Easily serialize dataclasses to and from tensors
Project description
Dataclasses Tensor
The library provides a simple API for encoding and decoding Python dataclasses
to and from tensors (PyTorch tensors or NumPy arrays) based on typing
annotations.
Heavily inspired by dataclasses-json
package.
Install
pip install dataclasses-tensor
Quickstart
Tensor representation for a game state in Chess:
from dataclasses import dataclass, field
from enum import Enum
from typing import Optional, List
from dataclasses_tensor import dataclass_tensor, config
class Player(Enum):
WHITE = 0
BLACK = 1
class PieceType(Enum):
PAWN = 0
BISHOP = 1
KNIGHT = 2
ROOK = 3
QUEEN = 4
KING = 5
@dataclass
class Piece:
piece_type: PieceType
owner: Player
@dataclass_tensor
@dataclass
class Chess:
num_moves: float
next_move: Player
board: List[Optional[Piece]] = field(metadata=config(shape=(64,)))
Working with tensors:
>>> state = Chess(100., next_move=Player.WHITE, board=[Piece(PieceType.KING, Player.BLACK)])
>>> t1 = state.to_numpy()
array([100., 1., 0., 0., 0., 0., 0., 0., 0., 1., 0.,
1., 1., 0., 0., 0., 0., 0., 0., 0., 0., 1.,
...
>>> t1.shape
(579,)
>>> Chess.from_numpy(t1)
Chess(num_moves=100., next_move=<Player.WHITE: 0>, board=[Piece(piece_type=<PieceType.KING: 5>, owner=<Player.BLACK: 1>), ...])
Types
Data Classes
The library uses type annotations to determine appropriate encoding layout. Data class member variables serialized sequentially. See supported types listed below.
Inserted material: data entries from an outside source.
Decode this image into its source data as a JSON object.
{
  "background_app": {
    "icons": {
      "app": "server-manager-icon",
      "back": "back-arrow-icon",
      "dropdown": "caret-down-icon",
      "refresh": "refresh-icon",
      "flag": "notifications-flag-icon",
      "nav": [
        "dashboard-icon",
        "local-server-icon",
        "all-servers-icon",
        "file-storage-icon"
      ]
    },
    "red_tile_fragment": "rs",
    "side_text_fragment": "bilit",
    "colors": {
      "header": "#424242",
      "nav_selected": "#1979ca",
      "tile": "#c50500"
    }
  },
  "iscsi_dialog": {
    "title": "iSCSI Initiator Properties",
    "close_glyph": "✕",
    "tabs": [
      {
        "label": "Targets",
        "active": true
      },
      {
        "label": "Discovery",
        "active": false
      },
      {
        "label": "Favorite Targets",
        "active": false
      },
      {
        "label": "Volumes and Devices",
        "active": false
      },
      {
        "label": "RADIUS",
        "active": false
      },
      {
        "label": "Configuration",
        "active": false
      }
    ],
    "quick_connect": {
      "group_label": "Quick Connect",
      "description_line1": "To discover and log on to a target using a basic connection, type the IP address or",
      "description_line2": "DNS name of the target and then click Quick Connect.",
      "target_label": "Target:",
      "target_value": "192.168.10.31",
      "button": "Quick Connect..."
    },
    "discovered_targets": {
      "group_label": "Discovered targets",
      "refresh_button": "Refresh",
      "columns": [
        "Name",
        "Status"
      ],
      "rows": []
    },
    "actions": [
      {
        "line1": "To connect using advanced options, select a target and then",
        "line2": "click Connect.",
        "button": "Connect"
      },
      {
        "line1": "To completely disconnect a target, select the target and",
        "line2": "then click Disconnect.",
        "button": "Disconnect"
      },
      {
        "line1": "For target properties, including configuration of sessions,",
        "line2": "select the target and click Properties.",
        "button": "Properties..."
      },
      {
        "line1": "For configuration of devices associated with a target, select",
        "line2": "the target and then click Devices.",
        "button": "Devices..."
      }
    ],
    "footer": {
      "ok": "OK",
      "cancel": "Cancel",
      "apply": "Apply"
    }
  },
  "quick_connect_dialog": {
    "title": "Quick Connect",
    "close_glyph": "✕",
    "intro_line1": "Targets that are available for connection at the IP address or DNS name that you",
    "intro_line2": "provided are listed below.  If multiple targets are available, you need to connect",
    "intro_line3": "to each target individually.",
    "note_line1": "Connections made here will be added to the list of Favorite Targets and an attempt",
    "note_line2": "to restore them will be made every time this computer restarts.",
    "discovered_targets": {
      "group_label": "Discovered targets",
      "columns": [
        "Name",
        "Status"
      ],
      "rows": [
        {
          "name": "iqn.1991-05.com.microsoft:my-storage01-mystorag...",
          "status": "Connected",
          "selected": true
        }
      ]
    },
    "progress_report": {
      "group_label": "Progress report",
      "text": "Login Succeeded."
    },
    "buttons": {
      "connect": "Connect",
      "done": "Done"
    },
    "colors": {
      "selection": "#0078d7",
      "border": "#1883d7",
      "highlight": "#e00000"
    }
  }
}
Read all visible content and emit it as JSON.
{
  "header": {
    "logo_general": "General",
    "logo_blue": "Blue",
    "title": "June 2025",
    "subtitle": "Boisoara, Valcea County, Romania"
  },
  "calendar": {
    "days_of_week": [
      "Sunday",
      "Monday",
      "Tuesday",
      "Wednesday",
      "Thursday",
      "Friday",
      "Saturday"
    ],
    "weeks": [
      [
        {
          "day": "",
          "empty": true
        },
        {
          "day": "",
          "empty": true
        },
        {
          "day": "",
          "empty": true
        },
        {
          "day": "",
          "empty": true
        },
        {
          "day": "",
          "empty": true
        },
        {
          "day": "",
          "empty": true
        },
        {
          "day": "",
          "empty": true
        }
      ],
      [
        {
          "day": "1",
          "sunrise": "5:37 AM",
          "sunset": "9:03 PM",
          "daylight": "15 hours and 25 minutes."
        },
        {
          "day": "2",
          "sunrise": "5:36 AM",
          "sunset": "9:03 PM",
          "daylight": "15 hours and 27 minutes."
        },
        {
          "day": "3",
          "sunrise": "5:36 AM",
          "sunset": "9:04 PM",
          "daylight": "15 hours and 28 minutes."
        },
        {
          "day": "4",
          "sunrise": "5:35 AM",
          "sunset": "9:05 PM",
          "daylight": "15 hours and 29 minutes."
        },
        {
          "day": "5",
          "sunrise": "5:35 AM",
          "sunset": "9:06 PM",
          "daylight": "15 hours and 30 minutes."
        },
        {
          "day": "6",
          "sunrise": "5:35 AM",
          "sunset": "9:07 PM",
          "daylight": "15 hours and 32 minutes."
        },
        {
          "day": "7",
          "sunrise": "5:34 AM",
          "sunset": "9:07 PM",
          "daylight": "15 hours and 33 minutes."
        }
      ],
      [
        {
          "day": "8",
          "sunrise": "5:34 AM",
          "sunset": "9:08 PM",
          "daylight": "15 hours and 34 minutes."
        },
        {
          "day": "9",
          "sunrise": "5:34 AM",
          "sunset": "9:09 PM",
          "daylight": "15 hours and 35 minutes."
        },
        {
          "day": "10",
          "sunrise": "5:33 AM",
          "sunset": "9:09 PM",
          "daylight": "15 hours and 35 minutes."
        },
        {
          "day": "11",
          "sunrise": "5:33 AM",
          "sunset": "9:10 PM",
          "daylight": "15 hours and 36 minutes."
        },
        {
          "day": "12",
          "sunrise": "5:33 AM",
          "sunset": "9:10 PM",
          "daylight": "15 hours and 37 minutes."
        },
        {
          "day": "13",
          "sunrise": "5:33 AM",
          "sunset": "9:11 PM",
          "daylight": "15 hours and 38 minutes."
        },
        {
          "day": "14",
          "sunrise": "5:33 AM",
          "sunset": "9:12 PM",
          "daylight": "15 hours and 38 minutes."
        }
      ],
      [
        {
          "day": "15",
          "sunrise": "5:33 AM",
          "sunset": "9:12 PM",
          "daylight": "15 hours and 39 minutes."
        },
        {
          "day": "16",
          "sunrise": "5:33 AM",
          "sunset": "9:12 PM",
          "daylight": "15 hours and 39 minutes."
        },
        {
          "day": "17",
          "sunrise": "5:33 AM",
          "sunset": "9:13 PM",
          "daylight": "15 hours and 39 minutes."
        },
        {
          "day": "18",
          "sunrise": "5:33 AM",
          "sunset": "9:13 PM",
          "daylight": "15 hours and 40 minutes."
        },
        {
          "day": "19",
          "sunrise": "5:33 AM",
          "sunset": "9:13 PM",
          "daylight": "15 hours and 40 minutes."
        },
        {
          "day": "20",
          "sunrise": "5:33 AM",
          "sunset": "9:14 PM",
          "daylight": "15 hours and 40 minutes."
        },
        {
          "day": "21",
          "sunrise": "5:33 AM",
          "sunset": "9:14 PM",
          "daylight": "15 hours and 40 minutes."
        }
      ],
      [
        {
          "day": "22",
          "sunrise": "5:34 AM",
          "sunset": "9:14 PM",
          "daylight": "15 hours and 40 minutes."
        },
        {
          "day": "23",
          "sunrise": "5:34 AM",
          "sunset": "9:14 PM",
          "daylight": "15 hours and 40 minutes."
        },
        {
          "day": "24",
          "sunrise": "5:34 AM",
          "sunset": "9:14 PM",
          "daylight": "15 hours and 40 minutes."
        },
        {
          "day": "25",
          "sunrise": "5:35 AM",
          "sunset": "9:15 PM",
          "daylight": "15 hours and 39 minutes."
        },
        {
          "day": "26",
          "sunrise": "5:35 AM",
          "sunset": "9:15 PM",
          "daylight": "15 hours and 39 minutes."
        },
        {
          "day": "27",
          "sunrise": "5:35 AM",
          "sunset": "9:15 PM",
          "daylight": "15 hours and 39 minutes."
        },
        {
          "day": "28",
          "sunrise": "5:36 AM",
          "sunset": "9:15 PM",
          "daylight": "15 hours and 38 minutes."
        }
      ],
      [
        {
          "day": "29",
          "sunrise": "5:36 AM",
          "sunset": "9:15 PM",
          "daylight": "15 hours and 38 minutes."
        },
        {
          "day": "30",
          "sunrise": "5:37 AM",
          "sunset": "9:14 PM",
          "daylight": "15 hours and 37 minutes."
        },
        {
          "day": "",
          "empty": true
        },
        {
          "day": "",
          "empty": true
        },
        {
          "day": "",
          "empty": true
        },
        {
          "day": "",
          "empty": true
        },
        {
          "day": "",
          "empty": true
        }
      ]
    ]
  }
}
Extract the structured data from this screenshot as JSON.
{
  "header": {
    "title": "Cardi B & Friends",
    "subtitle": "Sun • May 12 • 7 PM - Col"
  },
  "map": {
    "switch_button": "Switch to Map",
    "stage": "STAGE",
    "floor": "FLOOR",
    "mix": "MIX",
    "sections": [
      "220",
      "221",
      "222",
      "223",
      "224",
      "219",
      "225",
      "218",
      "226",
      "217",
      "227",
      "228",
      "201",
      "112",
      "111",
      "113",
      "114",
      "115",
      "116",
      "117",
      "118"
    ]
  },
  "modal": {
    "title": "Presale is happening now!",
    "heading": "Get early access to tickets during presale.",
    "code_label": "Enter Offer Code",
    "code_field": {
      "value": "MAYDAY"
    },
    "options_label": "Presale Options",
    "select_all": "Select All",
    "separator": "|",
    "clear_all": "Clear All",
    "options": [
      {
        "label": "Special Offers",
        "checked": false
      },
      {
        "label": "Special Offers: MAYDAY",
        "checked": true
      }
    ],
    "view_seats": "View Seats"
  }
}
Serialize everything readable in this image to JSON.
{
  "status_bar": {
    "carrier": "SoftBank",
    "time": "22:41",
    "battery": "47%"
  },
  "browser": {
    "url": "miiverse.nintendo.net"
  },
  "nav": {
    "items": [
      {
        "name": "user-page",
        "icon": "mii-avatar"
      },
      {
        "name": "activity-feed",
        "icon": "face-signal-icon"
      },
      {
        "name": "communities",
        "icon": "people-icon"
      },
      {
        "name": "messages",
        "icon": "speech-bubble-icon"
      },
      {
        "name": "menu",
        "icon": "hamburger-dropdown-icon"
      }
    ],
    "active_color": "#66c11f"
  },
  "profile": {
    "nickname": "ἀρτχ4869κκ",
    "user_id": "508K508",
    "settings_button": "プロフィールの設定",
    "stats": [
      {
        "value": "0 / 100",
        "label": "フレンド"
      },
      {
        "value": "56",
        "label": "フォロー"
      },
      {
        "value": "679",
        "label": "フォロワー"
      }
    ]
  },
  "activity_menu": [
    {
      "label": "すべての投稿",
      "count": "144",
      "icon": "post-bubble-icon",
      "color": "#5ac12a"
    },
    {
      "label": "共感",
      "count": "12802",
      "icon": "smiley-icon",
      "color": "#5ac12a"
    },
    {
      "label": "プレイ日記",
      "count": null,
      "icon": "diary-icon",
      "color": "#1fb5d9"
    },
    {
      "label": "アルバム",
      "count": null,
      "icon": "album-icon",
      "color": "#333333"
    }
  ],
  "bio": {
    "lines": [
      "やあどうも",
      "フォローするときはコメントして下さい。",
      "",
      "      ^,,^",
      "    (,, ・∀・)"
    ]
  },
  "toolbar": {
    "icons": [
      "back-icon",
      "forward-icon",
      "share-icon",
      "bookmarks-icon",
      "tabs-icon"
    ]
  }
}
Primitives (int, float, bool)
The library supports numerical primitives (int
, float
) and bool
. Strings and byte arrays are not supported.
Warning: be careful with tensor dtype
as an implicit type conversion could potentially lead to losing information (for example, writing float
into int32
tensor and reading it back won't produce expected result).
Enums
Python Enums
are encoded using one-hot encoding.
>>> from dataclasses_tensor import dataclass_tensor
>>> from dataclasses import dataclass
>>> from enum import Enum
>>>
>>> class Matrix(Enum):
... THE_MATRIX = 1
... RELOADED = 2
... REVOLUTIONS = 3
...
>>> @dataclass_tensor
... @dataclass
... class WatchList:
... matrix: Matrix
...
>>> WatchList(Matrix.RELOADED).to_numpy()
array([0., 0., 1.])
>>> WatchList.from_numpy(_)
WatchList(matrix=<Matrix.RELOADED: 2>)
Optional
typing.Optional
type is encoded using additional dimension prior to the main datatype.
>>> from typing import Optional
>>>
>>> @dataclass_tensor
... @dataclass
... class MaybeWatchList:
... matrix: Optional[Matrix]
>>>
>>> MaybeWatchList(Matrix.RELOADED).to_numpy()
array([0., 0., 1., 0.])
>>> MaybeWatchList.from_numpy([0., 0., 1., 0.])
MaybeWatchList(matrix=<Matrix.RELOADED: 2>)
>>> MaybeWatchList.from_numpy([1., 0., 0., 0.])
MaybeWatchList(matrix=None)
The layout described for Optional[Enum]
is consistent with having None
as additional option into enumeration.
Arrays
Arrays, defined either using typing.List
or []
(supported in Python3.9+), require size to be statically provided. See example:
>>> from typing import List
>>> from dataclasses_tensor import config
>>> @dataclass_tensor
... @dataclass
... class MultipleWatchList:
... matrices: List[Matrix] = field(metadata=config(shape=(2,)))
>>>
>>> MultipleWatchList([Matrix.THE_MATRIX, Matrix.RELOADED]).to_numpy()
array([1., 0., 0., 0., 1., 0.])
>>> MultipleWatchList.from_numpy([1., 0., 0., 0., 1., 0.])
MultipleWatchList(matrices=[<Matrix.THE_MATRIX: 1>, <Matrix.RELOADED: 2>])
Nested lists are supported, note multidimensional shape
configuration:
>>> @dataclass_tensor
... @dataclass
... class MultipleWatchList:
... matrices: List[List[Matrix]] = field(metadata=config(shape=(1,2)))
>>>
>>> MultipleWatchList([[Matrix.THE_MATRIX, Matrix.RELOADED]]).to_numpy()
array([1., 0., 0., 0., 1., 0.])
>>> MultipleWatchList.from_numpy([1., 0., 0., 0., 1., 0.])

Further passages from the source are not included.